Configurable Block Size for Stored Fields
Description
It was observed, for duplicated / similar type of data, the change in block size from 60K to 8K results in over 50% increase in the stored fields size.
This observation is coming from OpenSearch: https://github.com/opensearch-project/OpenSearch/issues/3769.
I was able to replicate the results for duplicated documents: https://github.com/opensearch-project/OpenSearch/issues/3769#issuecomment-1938506593. This also includes the comparison of non-similar data, where the affect of block size is mostly insignificant.
Now currently, if my understanding is correct, there is not a clean way to toggle the block sizes of the codecs without creating a separate Codec and a StoredFieldsFormat (I took a stab at this approach over here).
I would like to get community's feedback if we could provide a way to make the block size configurable which allows users to choices based on their type of workload.

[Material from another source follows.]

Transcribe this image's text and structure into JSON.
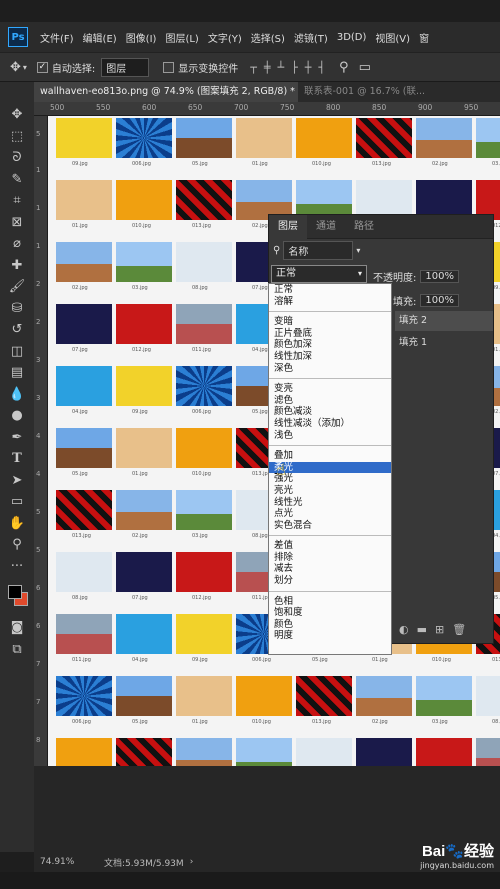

The ability to configure Lucene file formats by adding tuning knobs has come up a few times in the past and the answer has been to create a custom codec, to keep the scope of what Lucene needs to maintain backward compatibility for contained.
The downside is that you're then on your own when it comes to maintaining backward compatibility for the data (which is typically ok for use-cases that don't need backward compatibility guarantees, e.g. because they reindex data daily from another source of data). But it sounds fair to require users to maintain backward compatibility themselves when Lucene's out-of-the-box file formats are not good for them.
If you want slower but better compression, maybe consider using BEST_COMPRESSION instead of BEST_SPEED? That is the purpose of the option...